As one exponent of Marxian economics put it:
  ‘The merchant has invested a certain amount of money-capital in a store, equipment, and wage laborers (clerks, salesmen, etc.). These wage workers are unproductive like the merchant himself although they work for him a longer time than he pays for. But their surplus-labour is as unproductive as the capital of the merchant. They merely realize the surplus-value for the merchant, which was produced in the sphere of production, and make profits for him so much quicker, the more their unproductive surplus-labor is extended and their necessary labor shortened (Ernest Unterman, Marxian Economics, 1903, Ch. XVI).
The same applies to workers in banking, insurance, and other money handling activities.

There is a second category of work and workers that Marx didn’t consider produced surplus value. In a comment in Volume 1 of Capital on the 1861 Census Marx pointed out that there were as many people employed as domestic servants (1,208,648) as in textile factories and mines together (1,208, 442) (ch. 16, section 6). Although he described them as ’modern domestic slaves’ he did not consider that they created surplus value; they were an expense paid out of income. This applies also to those called, appropriately enough, civil servants. They are the servants of the capitalist class as a whole employed by their state and paid for out of their income (via taxes). They too perform more work than they are paid for, which economises on the cost of government, national and local.

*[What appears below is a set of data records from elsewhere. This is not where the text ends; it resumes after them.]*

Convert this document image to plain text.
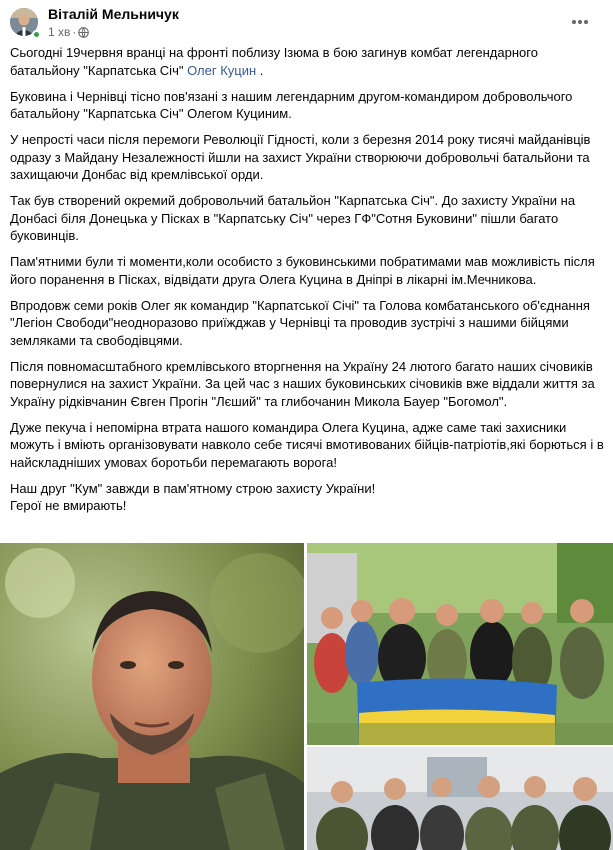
Віталій Мельничук
1 хв ·

Сьогодні 19червня вранці на фронті поблизу Ізюма в бою загинув комбат легендарного батальйону "Карпатська Січ" Олег Куцин .

Буковина і Чернівці тісно пов'язані з нашим легендарним другом-командиром добровольчого батальйону "Карпатська Січ" Олегом Куциним.

У непрості часи після перемоги Революції Гідності, коли з березня 2014 року тисячі майданівців одразу з Майдану Незалежності йшли на захист України створюючи добровольчі батальйони та захищаючи Донбас від кремлівської орди.

Так був створений окремий добровольчий батальйон "Карпатська Січ". До захисту України на Донбасі біля Донецька у Пісках в "Карпатську Січ" через ГФ"Сотня Буковини" пішли багато буковинців.

Пам'ятними були ті моменти,коли особисто з буковинськими побратимами мав можливість після його поранення в Пісках, відвідати друга Олега Куцина в Дніпрі в лікарні ім.Мечникова.

Впродовж семи років Олег як командир "Карпатської Січі" та Голова комбатанського об'єднання "Легіон Свободи"неодноразово приїжджав у Чернівці та проводив зустрічі з нашими бійцями земляками та свободівцями.

Після повномасштабного кремлівського вторгнення на Україну 24 лютого багато наших січовиків повернулися на захист України. За цей час з наших буковинських січовиків вже віддали життя за Україну рідківчанин Євген Прогін "Лєший" та глибочанин Микола Бауер "Богомол".

Дуже пекуча і непомірна втрата нашого командира Олега Куцина, адже саме такі захисники можуть і вміють організовувати навколо себе тисячі вмотивованих бійців-патріотів,які борються і в найскладніших умовах боротьби перемагають ворога!

Наш друг "Кум" завжди в пам'ятному строю захисту України!

Герої не вмирають!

The fact that commercial and financial workers and civil servants don’t produce surplus value does not make them any less, or lesser, members of the working class. They, too, are victims of the wages system and have an interest in working for its abolition.

1 comment:

Anonymous said...


" It also included transport as transporting a commodity from where it was produced to where it was to be consumed did make it more useful.

In Marx’s view, if work did not add to the use-value of a commodity then it could not add to its value. The work of selling a commodity, essential as it is under capitalism, does not add to the commodity’s use-value. So those performing such work do not produce surplus value. The capital invested in such activities does return a profit, but its source is a share of the surplus value created in the value-producing sector of the economy. It is not created by its employees."

Why are the Truck-drivers, driving the commodities to the store adding use-value, but the ones selling it in the stores do not? Or what's with Call Centers for example? I have a hard time getting my head around it.